By Rachel Adams-Heard
The updated offer “appears to be at the high end of the range of what many investors we have spoken with over the last three-and-a-half months have been hoping for and, importantly, puts an end to what has been a tumultuous ride” for Tallgrass investors, Scotiabank analyst Philip Stuart said in a note to clients.
One of the most contentious aspects of Blackstone’s bid was the side agreements struck at the time of its original investment in Tallgrass in March, guaranteeing some executives $26.25 a share in the event of a take-private deal. That attracted the ire of analysts including including Morningstar Inc.’s Stephen Ellis and Robert W. Baird & Co.’s Ethan Bellamy, who criticized Tallgrass’s corporate governance as poor.
In late October, then-CEO David Dehaemers devoted a chunk of Tallgrass’s third-quarter earnings call to defending the side letters. He said the arrangements should have been described as “retention and lockup agreements” and that if investors wanted to blame someone for the drop in Tallgrass’s stock price, they should look no further than to some of the company’s largest shareholders.
Dehaemers stepped down last month as CEO, to be replaced by Bill Moler, previously the company’s president and chief operating officer.
It was Dehaemers’ defense of the original offer that led SL Advisors LLC to sell most of its position in Tallgrass last month, according to Henry Hoffman, a partner at the firm.

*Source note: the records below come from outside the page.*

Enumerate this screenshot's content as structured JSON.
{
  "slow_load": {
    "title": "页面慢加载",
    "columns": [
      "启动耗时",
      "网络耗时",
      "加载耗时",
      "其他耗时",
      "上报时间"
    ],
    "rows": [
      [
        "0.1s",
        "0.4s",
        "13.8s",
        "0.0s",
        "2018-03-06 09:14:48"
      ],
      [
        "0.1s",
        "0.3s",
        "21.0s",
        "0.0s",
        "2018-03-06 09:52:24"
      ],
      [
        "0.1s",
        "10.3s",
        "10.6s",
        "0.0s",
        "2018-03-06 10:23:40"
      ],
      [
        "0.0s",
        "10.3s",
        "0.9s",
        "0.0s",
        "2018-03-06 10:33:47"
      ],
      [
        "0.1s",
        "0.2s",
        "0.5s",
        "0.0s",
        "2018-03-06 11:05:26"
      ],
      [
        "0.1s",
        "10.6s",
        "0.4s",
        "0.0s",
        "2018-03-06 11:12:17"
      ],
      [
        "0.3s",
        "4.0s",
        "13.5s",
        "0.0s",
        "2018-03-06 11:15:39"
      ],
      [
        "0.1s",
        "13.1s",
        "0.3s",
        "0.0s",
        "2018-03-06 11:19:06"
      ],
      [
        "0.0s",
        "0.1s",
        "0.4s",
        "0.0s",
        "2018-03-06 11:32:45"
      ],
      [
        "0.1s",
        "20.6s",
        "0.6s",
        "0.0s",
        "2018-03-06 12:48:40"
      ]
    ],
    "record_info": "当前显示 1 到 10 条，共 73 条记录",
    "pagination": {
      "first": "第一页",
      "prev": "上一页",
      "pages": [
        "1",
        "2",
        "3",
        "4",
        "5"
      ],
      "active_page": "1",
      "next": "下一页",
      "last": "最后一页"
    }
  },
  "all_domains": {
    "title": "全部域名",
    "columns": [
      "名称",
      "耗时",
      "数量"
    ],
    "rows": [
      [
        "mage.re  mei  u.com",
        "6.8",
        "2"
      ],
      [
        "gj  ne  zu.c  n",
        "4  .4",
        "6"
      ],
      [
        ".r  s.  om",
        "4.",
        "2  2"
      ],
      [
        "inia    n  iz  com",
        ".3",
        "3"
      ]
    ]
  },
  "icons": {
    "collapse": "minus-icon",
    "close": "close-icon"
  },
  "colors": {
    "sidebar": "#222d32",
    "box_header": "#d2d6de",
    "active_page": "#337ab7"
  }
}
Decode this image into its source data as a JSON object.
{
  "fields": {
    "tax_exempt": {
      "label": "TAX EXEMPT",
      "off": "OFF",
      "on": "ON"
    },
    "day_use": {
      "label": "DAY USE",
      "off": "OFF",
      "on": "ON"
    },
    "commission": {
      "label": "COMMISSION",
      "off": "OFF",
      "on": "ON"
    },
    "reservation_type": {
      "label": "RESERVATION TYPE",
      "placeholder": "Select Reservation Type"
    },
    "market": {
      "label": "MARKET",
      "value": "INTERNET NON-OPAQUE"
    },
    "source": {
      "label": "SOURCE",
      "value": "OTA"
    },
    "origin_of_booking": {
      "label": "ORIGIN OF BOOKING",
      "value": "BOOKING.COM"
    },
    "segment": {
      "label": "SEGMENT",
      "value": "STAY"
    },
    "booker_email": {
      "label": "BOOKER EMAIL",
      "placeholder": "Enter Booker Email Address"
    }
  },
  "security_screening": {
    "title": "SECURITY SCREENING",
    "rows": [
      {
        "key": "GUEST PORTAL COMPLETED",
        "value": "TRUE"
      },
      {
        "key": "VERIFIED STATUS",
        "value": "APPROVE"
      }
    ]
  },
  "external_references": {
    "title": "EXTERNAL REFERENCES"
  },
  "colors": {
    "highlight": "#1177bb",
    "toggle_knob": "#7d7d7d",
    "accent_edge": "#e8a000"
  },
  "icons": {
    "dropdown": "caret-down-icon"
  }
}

“We just thought the risk-reward wasn’t there,” he said. Still, “it’s nice that they put the sweetener through. We think it bodes well for the sector.”
Side Letters
The sweetened bid eliminates the gap between what the executives were guaranteed for their limited partner shares and what common investors are being offered. While the executives are still entitled to a higher price, the $26.25 per share includes $3.82 for their general partner interests. The closing of that gap and the revised deal’s “lofty” valuation “offers a notable positive for the sector,” analysts at Tudor Pickering Holt & Co. said Tuesday in a note to clients.
“While we expected the original deal to proceed, we viewed the odds of an improved offer as quite slim given an already fair valuation,” the analysts said.
Read how energy Twitter saw the initial deal coming
Blackstone’s sweetener follows other pipeline deals in which the buyer has upped its offer. Enbridge Inc. last year sweetened its original proposal to buy all the outstanding shares of Spectra Energy Partners LP. ArcLight Capital Partners LLC partially walked back a plan to reduce its offer for American Midstream Partners LP earlier this year after criticism from an investor.
Tallgrass said Tuesday that the deal is expected to close in the second quarter of next year, and that in the meantime it won’t make distributions to stockholders.